A red-and-white checkered shirt, floating shapelessly in the still water of a bathtub. A pair of brown pants, inside-out, swollen with air bubbles trapped between the fabric and the soapy water. Breakfast mugs, bowls and glasses, pots, pans and cutlery. A man, naked, reading a book, having a cup of coffee, enjoying a moment to himself.
This is George, and this is the chaotic world in which he lives, made of all sorts of paraphernalia collected over the years, piled up in all corners of his North London apartment. Affected by a severe hoarding disorder, George Fowler, 73, has difficulty disposing of the junk he owns, and instead continues adding to his bizarre collections: women’s shoes he purchased at charity stores; a popcorn bucket turned into a wash basin for soapy water. Some of these objects, mostly clothing and flatware, have made their way into his tub, a ritual of purifying that washes them clean after use, prompting them for the next use in the world.
German photographer Corinna Kern has photographed George for about a year. Aiming to “fully understand this condition and learn what it is like to live with it,” Kern attended several hoarding self-support groups and met people affected by the disorder, before encountering George at an eviction resistance. Immediately, she felt that he was the right fit for her project chronicling the condition of people affected by compulsive hoarding. A year later she published George’s World.

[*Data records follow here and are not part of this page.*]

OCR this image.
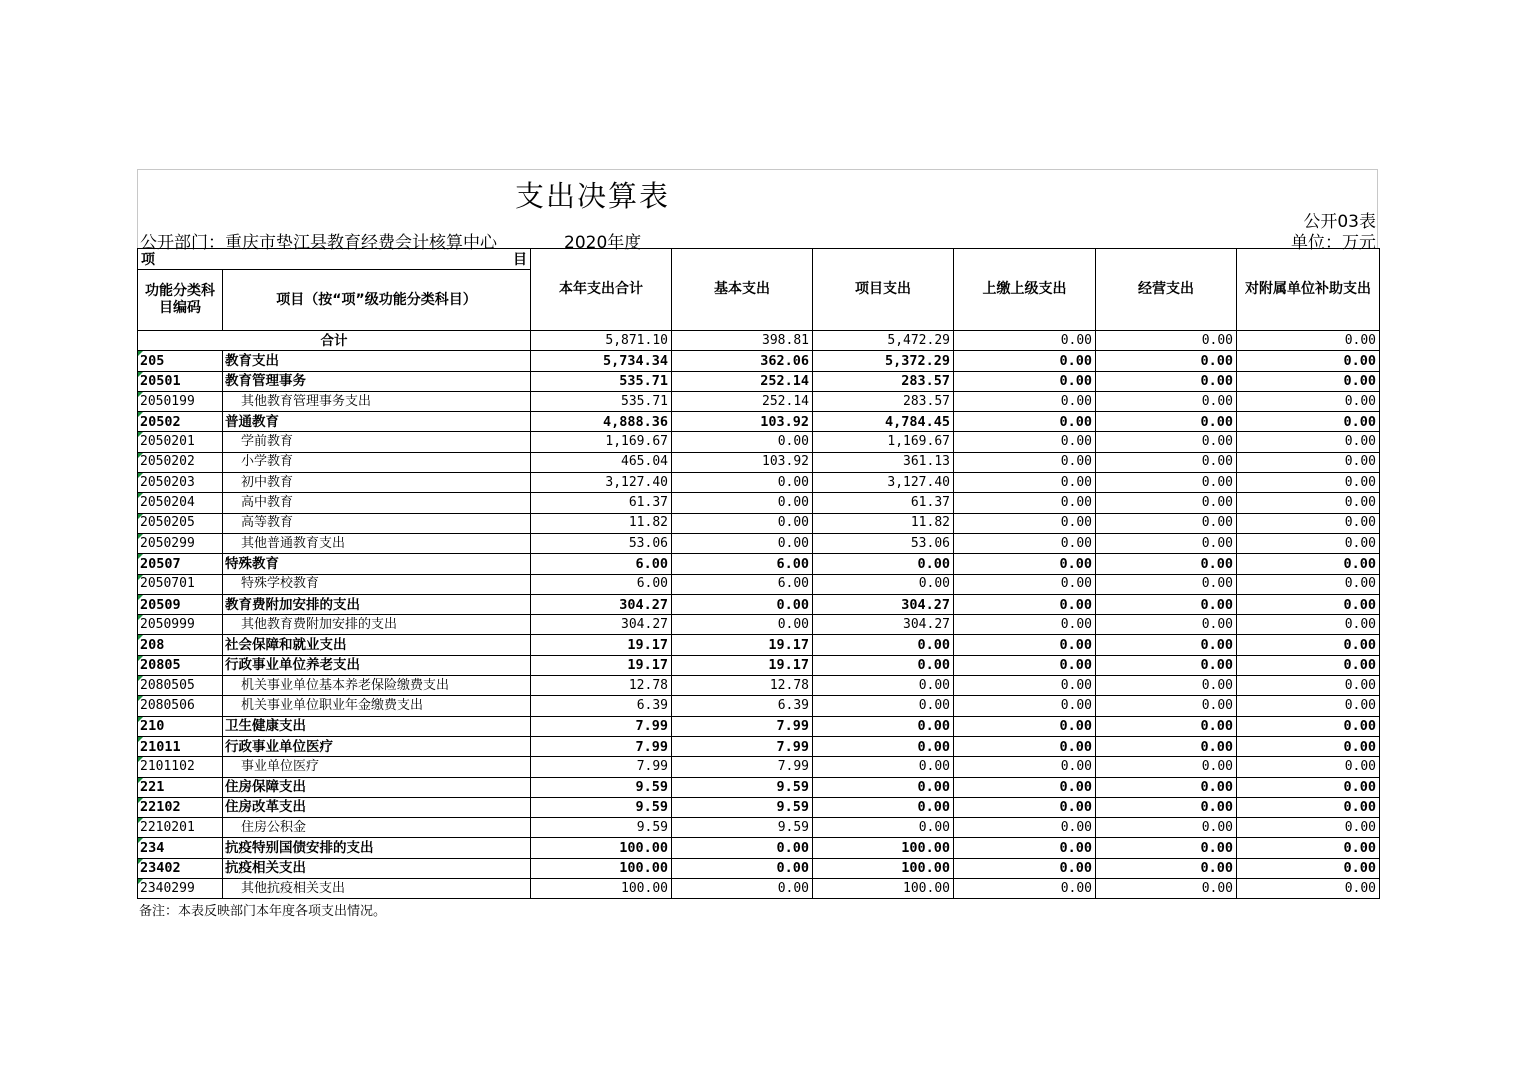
支出决算表
公开03表
公开部门：重庆市垫江县教育经费会计核算中心	2020年度	单位：万元
项 目		本年支出合计	基本支出	项目支出	上缴上级支出	经营支出	对附属单位补助支出
功能分类科目编码	项目（按“项”级功能分类科目）						
合计		5,871.10	398.81	5,472.29	0.00	0.00	0.00
205	教育支出	5,734.34	362.06	5,372.29	0.00	0.00	0.00
20501	教育管理事务	535.71	252.14	283.57	0.00	0.00	0.00
2050199	其他教育管理事务支出	535.71	252.14	283.57	0.00	0.00	0.00
20502	普通教育	4,888.36	103.92	4,784.45	0.00	0.00	0.00
2050201	学前教育	1,169.67	0.00	1,169.67	0.00	0.00	0.00
2050202	小学教育	465.04	103.92	361.13	0.00	0.00	0.00
2050203	初中教育	3,127.40	0.00	3,127.40	0.00	0.00	0.00
2050204	高中教育	61.37	0.00	61.37	0.00	0.00	0.00
2050205	高等教育	11.82	0.00	11.82	0.00	0.00	0.00
2050299	其他普通教育支出	53.06	0.00	53.06	0.00	0.00	0.00
20507	特殊教育	6.00	6.00	0.00	0.00	0.00	0.00
2050701	特殊学校教育	6.00	6.00	0.00	0.00	0.00	0.00
20509	教育费附加安排的支出	304.27	0.00	304.27	0.00	0.00	0.00
2050999	其他教育费附加安排的支出	304.27	0.00	304.27	0.00	0.00	0.00
208	社会保障和就业支出	19.17	19.17	0.00	0.00	0.00	0.00
20805	行政事业单位养老支出	19.17	19.17	0.00	0.00	0.00	0.00
2080505	机关事业单位基本养老保险缴费支出	12.78	12.78	0.00	0.00	0.00	0.00
2080506	机关事业单位职业年金缴费支出	6.39	6.39	0.00	0.00	0.00	0.00
210	卫生健康支出	7.99	7.99	0.00	0.00	0.00	0.00
21011	行政事业单位医疗	7.99	7.99	0.00	0.00	0.00	0.00
2101102	事业单位医疗	7.99	7.99	0.00	0.00	0.00	0.00
221	住房保障支出	9.59	9.59	0.00	0.00	0.00	0.00
22102	住房改革支出	9.59	9.59	0.00	0.00	0.00	0.00
2210201	住房公积金	9.59	9.59	0.00	0.00	0.00	0.00
234	抗疫特别国债安排的支出	100.00	0.00	100.00	0.00	0.00	0.00
23402	抗疫相关支出	100.00	0.00	100.00	0.00	0.00	0.00
2340299	其他抗疫相关支出	100.00	0.00	100.00	0.00	0.00	0.00
备注：本表反映部门本年度各项支出情况。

“George stood out due to his eccentric personality and his neat outer appearance, most often wearing a suit and perfectly polished shoes,” Kern says. “There was a certain discrepancy between what people might stereotypically expect someone affected by hoarding to look like and George’s appearance.”
Kern photographed George and his home for a year, until the spring of 2014. During the last weeks, she focused on his bathtub, an intimate and transitional space that plays a vital role in George’s life, as part of his domestic routine. As Kern explains, George most probably perceives the bathtub as a practicality, enabling him to keep his clothes, dishes and himself clean in his otherwise cluttered house. “My attention was drawn by the constant changes taking place in his bathtub, often on an hourly basis, while the rest of his house remained under the myriad accumulated clutter.”
Kern recalls an episode when George slept on a makeshift mattress encased in a doorframe, ceding his bed to a friend who was spending several months at his place. On that occasion, the bathroom area became even more important to him, the photographer says, recalling them having lunch and dinner around the tub, a space George dubbed the “sitting room.”
To get a view from above, Kern climbed onto a chair at the bathtub’s edge. Natural light illuminated most of the shots, but a floor lamp or light bulb sometimes hung near the tub.
“George acknowledges his condition and realizes that it is a problem,” Kern says referring to what he sometimes has called an “accumulated illness.” He attributes it both to his “experience of shortages during post-war times” and modern aesthetic culture which encourages mass consumption and collection. He has sought the help of his son and a professional but with no lasting results. Still he doesn’t feel ashamed and by no means has ever tried to keep people out of his place, Kern explains. He never made any resistance being photographed.